Hardest QA Fails of 2023
This time of year everyone likes to recap all the wonderful things that happened in the year. At Testery, we are lifelong students of complex technical systems and preventing failures. So instead, we're going to recap some of our favorite system and testing failures of 2023.
IKEA Pays $24M For Printing Credit Card Numbers on Receipts
It wasn't clear whether or not this happened due to requirements or by mistake, but earlier this year, Ikea got stuck paying a $24M settlement for printing too many digits of the credit card number on their receipts.
This is a helpful reminder that a well-seasoned product owners and testers should be familiar with the laws that apply to their companies and be on the lookout for features that don't respect those laws.
Rough Year for Southwest Airlines
In December of 2022, Southwest Airlines faced a major disruption. While weather was a significant cause, other airlines weren't impacted. It's not clear the extent to which software was to blame, but industry experts suggest that "the company's uniquely complex flight coordination model and its antiquated internal scheduling systems" played a big factor.
Regardless, it's good reminder of what happens when complex systems fail big.
"The holiday disruption led to over 16,700 flight cancellations, costing the company more than $1 billion" (https://abcnews.go.com/Business/causing-flights-meltdown-southwest-airlines/story?id=95888949)
Four months later, however, Southwest faced another major issue which appeared to be more software-related in nature.
“Southwest has resumed operations after temporarily pausing flight activity this morning to work through data connection issues resulting from a firewall failure,” said Dan Landson, a spokesperson for Southwest Airlines. “Early this morning, a vendor-supplied firewall went down and connection to some operational data was unexpectedly lost.”
Data Dog $5M Outage
You have to give Data Dog a lot of credit for this one. They did a lot of things right. They were actually applying updates to their systems. They had rolling deployments. They had multiple regions.
The Pragmatic Engineer does a better job explaining what happened than I could ever hope to, so please read the article.
ASUS Routers Stopped Routing
For several days this year, a configuration file change resulted in thousands of users losing their internet access for 48 hours.
"The mass outage, the company said, was the result of “an error in the configuration of our server settings file.”
Janitor Turns Off Beeping Noise Causing $1M in Damages
Earlier this year, a janitor caused $1M in damages by unplugging a freezer that was constantly making a beeping sound.
It's a helpful reminder that the physical security of our devices has an impact on their ability to function properly.

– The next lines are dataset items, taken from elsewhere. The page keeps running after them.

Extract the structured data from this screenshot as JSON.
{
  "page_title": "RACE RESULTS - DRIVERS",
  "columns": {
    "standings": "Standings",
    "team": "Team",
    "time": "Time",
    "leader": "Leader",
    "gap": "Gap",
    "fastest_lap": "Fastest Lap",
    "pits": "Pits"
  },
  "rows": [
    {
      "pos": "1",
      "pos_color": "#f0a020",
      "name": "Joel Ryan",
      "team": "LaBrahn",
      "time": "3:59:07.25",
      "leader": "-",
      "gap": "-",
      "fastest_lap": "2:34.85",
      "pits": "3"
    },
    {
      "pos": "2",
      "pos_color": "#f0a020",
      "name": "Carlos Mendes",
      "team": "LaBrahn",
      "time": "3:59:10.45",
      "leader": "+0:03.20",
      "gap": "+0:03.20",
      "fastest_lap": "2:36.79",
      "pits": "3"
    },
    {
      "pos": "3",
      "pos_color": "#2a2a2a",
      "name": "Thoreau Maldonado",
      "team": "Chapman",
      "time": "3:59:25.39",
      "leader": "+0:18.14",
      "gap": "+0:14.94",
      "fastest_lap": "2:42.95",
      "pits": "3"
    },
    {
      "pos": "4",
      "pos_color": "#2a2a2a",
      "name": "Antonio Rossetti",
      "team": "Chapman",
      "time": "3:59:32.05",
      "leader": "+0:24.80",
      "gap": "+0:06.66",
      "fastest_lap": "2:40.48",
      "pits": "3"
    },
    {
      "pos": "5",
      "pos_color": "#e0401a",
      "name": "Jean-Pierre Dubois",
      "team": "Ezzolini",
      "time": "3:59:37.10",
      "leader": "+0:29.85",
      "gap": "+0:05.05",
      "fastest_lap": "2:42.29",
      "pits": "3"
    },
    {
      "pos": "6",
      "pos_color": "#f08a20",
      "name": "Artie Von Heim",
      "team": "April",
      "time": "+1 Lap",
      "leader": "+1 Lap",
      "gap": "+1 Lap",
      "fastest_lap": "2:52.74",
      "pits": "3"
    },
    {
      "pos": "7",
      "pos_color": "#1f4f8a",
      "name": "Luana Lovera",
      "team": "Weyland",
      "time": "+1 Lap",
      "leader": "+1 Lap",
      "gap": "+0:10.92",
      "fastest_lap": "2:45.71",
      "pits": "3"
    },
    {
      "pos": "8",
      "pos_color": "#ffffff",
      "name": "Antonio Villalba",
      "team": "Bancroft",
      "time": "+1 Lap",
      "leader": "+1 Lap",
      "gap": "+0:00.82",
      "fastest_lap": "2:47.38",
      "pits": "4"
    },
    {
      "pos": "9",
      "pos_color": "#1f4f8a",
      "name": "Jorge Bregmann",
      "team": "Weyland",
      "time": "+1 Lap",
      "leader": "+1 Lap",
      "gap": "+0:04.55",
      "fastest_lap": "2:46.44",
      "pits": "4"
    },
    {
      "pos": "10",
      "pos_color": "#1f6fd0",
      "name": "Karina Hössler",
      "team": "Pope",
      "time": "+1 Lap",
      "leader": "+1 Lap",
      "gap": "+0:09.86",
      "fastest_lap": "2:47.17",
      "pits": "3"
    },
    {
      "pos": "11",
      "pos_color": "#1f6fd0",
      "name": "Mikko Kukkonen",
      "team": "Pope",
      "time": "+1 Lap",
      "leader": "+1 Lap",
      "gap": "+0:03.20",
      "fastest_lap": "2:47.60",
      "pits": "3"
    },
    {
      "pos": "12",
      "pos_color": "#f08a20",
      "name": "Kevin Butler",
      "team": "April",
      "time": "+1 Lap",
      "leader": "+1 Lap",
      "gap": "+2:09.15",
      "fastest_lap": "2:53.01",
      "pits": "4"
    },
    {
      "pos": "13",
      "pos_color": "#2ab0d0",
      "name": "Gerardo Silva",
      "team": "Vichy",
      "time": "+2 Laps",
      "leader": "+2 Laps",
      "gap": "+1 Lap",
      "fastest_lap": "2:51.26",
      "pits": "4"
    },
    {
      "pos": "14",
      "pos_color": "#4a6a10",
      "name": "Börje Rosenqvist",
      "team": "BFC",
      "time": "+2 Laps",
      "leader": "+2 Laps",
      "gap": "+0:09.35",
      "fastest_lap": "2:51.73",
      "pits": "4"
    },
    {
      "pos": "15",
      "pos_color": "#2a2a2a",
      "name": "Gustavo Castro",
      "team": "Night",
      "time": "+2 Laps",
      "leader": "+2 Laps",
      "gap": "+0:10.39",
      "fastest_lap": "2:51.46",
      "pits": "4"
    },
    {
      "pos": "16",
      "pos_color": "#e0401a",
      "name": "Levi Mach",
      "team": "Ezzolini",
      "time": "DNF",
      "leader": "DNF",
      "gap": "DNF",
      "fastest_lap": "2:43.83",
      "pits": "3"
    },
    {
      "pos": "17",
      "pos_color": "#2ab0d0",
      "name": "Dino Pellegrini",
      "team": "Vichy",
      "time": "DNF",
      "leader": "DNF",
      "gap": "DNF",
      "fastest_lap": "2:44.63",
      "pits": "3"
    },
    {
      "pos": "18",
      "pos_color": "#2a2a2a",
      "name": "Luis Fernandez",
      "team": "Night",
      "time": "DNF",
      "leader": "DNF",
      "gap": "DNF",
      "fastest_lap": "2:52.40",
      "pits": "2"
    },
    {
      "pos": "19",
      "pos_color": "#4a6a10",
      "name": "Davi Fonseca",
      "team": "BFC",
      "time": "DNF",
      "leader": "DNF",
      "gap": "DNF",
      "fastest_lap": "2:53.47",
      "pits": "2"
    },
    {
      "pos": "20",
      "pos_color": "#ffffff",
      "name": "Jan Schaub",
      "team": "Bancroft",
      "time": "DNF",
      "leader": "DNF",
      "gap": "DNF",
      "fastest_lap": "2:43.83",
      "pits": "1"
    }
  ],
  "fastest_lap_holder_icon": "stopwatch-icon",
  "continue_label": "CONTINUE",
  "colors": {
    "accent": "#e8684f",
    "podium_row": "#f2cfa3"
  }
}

This holds true not only for freezers, but also for servers.
"A janitor cleaning in a laboratory at a university in Troy, New York, is accused of damaging at least $1 million in scientific research after shutting off the storage freezer while trying to turn off a constant beeping noise"
U.S. Banks Fail To Process 850,000 Transactions On Time
Data masking is a helpful technique for protecting production data. In many systems, there are configuration files or switches that will turn on / off settings like whether or not the data is being masked.
"... instructions were sent to financial institutions 'with the account number and names of customers masked.'"
In this particular case, data masking was accidentally turned on in production — and probably not caught in QA because it was supposed to be on in QA — resulting in thousands of bank transactions not getting processed right away.
Be sure to keep a close eye on any settings that are different between dev, test, and production environments!